Unmanned US rocket Antares explodes during launch
- 29 October 2014
- From the section US & Canada
An unmanned supply rocket bound for the International Space Station has exploded shortly after its launch from the US state of Virginia.
Antares, built by Orbital Sciences Corp, combusted seconds after leaving the seaside launch pad at Wallops Flight Facility.
The cause of the cargo ship malfunction has yet to be determined.
The initial planned launch of the spacecraft on Monday was delayed due to a yacht in the surrounding danger zone.
The flight was expected to be the third contracted mission with the National Aeronautics and Space Administration.
The rocket was due to carry nearly 5,000lb (2,200kgs) of supplies to six astronauts aboard the International Space Station (ISS).
It included equipment for astronauts to conduct tests on blood flow to the human brain and to analyse meteors.
There was also equipment for experiments to examine the growth of pea shoots in orbit and how the body's immune system reacts to space travel.
More than 1,300lb (600kg) of food was on board, including pre-packaged meals and freeze-dried crab cakes.
"We will understand what happened, hopefully soon, and we'll get things back on track," said Frank Culbertson, executive vice-president of Orbital Sciences.
"We've all seen this happen in our business before, and we've all seen the teams recover from this, and we will do the same."
No-one was injured, said Mr Culbertson, and an investigation team was going through the data to try to establish the cause.
He added it was possible his company's staff had triggered the rocket's destruct mechanism after the launch went wrong, but that he was not certain.
Investigating the crash
The examination of debris around the site would begin on Wednesday morning, Mr Culbertson said.
But he urged locals to avoid the crash area as the rocket had been carrying "hazardous materials".
"Certainly don't go souvenir hunting along the beach," he said.
Russia's space agency conducted its own launch to the ISS on Wednesday.
The operation, which by chance was on the same day as the Antares launch, was planned long before Wednesday's accident, officials said.
Investigators will not jump to conclusions but one line of inquiry will surely focus on the AJ-26 engines used to lift the rocket away from the pad, says BBC science correspondent Jonathan Amos.
"These are actually modified Russian-built power units that were originally developed for the ill-fated Soviet Moon rocket, the N-1.
"They have been refurbished to modern standards, but one blew up in ground testing earlier this year."
Analysis: Jonathan Amos, BBC science correspondent
This new rocket was part of Nasa's effort to contract out "routine" cargo resupply to the International Space Station.
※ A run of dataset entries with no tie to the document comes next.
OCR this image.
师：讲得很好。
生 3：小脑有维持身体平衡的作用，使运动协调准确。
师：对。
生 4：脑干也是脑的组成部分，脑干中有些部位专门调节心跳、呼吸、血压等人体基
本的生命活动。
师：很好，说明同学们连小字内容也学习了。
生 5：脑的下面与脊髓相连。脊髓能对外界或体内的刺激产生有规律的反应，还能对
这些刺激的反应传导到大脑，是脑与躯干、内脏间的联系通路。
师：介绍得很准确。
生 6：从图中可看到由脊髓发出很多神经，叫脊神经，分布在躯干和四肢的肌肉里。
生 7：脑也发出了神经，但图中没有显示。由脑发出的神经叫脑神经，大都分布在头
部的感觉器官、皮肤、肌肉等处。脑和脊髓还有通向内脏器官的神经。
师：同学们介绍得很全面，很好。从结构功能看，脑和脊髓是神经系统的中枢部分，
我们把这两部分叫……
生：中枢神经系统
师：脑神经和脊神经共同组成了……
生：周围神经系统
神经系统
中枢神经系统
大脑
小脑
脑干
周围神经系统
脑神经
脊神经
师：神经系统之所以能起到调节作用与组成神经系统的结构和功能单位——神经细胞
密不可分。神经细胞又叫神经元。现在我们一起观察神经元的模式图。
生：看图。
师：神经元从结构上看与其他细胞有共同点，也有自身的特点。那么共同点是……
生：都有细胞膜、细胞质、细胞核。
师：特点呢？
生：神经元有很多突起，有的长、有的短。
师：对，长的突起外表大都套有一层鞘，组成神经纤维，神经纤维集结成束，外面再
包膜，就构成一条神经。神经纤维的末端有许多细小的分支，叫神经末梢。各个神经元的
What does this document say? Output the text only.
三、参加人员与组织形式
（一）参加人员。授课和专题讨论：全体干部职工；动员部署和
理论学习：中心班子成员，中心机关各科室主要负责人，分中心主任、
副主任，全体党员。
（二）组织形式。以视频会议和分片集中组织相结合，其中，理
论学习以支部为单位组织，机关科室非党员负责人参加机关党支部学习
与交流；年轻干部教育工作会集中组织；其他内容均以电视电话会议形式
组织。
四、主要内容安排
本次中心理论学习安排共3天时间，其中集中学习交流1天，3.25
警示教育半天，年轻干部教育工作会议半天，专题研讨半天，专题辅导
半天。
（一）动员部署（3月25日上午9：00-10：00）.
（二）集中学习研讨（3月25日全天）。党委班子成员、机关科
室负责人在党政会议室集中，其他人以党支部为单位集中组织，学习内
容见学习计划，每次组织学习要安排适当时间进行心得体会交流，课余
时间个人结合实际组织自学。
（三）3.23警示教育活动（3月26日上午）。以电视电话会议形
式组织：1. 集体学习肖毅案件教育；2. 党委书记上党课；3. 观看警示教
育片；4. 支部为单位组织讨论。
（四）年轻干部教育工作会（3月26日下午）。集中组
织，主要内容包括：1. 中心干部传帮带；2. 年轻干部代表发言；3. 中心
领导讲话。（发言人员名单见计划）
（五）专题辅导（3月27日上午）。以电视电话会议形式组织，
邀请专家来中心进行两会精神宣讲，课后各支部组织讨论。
But if we needed reminding that nothing in space is routine then this explosion has brought that message home in spectacular fashion.
The US space agency "seeded" development of Antares - and the supply ship it launches, Cygnus - by giving incentive payments to manufacturer Orbital Sciences Corporation, to help them develop a low-cost, commercial follow-on to fill the cargo gap left by the retired space shuttles.
The blast is likely to have seriously damaged the launch pad and support infrastructure, meaning that even if the fault is quickly identified and corrected, restarting Antares flights again may take a long time.
However, there should be no immediate threat to supplies for astronauts on the space station. The Cygnus cargo ship that was on top of the Antares is one of a fleet of vehicles that are used in this role. These other robotic vessels, launched atop other rockets, will now have to pick up the slack.
There is no doubting the explosion is a major setback for Orbital Sciences Corporation, and its plans to market Antares as a multi-purpose, commercial launcher. Confidence always takes a hit in the wake of a failure. But Orbital has the expertise to come back - as it has done after previous launch failures.